Nasty Skateboarderin aus Hamburg

Wenn Anke und Nadja skaten sieht das viel einfacher aus, als es ist: Sie gleiten durch den Raum und es wirkt fast wie ein Tanz. Gerade bei Anke, die ein dunkles Kleid trägt

„Mir wurde einmal von einem Typen gesagt, Rampen-Rollschuh sei für Mädchen“, erinnert sich Nadja. Für sie sind solche Vorurteile völliger Schwachsinn. Stolz zeigen sie und Anke ihre blauen Flecke und Kratzer wie Kampfwunden vor.

Die Berlinerin Yvonne Labedzki kämpft dafür, dass Frauen beim professionellen Skaten die gleichen Bedingungen bekommen wie Männer. Sie fordert, dass Frauen an Wettbewerben teilnehmen dürfen, gleich hohe Preisgelder bekommen und sie appelliert an Sponsoren, Frauen zu unterstützen.

Labedzki hat bereits 2006 die Plattform „Suck My Trucks“ gegründet und unterstützt so auch selbst Skateboarderinnen. Inzwischen ist sie Bundestrainerin der Frauen im Nationalteam. Erstmals wird Skateboarding bei den Olympischen Spielen 2020 in Tokio vertreten sein. Zur deutschen Mannschaft gehören sieben Frauen und acht Männer. Weibliche Profis sind allerdings nicht darunter, denn Frauen, die vom Skaten leben können, gibt es in Deutschland nicht.

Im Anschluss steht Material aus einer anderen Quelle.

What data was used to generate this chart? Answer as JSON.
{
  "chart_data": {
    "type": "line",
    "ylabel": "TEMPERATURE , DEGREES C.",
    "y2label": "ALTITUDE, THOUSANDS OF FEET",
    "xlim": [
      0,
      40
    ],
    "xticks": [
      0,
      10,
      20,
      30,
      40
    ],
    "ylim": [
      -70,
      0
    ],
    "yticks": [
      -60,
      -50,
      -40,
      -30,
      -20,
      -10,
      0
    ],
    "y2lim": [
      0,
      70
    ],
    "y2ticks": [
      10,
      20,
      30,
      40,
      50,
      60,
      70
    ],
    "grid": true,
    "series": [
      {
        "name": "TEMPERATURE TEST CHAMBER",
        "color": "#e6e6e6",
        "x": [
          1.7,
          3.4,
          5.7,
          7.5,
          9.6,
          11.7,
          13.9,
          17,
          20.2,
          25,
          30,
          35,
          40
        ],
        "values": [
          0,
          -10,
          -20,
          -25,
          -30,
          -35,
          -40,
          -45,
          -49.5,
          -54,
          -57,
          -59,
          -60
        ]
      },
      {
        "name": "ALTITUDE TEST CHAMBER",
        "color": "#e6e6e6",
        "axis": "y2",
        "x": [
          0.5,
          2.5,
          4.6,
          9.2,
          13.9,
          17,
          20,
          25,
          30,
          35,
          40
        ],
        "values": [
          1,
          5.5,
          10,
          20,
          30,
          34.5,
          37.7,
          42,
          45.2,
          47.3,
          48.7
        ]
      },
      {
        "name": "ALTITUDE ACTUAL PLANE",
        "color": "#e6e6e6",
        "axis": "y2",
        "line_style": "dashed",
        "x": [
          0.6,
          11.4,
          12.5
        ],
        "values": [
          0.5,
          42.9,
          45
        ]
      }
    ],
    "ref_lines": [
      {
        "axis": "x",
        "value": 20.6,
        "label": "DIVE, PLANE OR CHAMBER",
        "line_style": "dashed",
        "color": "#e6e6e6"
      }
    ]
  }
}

Frauen sind in der Skate-Kultur weiterhin weniger sichtbar als Männer. Wenn sie Aufmerksamkeit bekommen, dann häufig, weil sich mit ihnen werben lässt. Auch die Girls* in Hamburg wurden schon angefragt, um bei Skate-Videos mitzumachen. „Aber halt erst seit Kurzem. Die machen auch momentan nur so viel, weil weibliche Skateboarderinnen durch Olympia relevanter geworden sind“, kritisiert Skateboarderin Eva. Auch für Labedzki hat die neue mediale Präsenz der Sportlerinnen deshalb einen negativen Beigeschmack.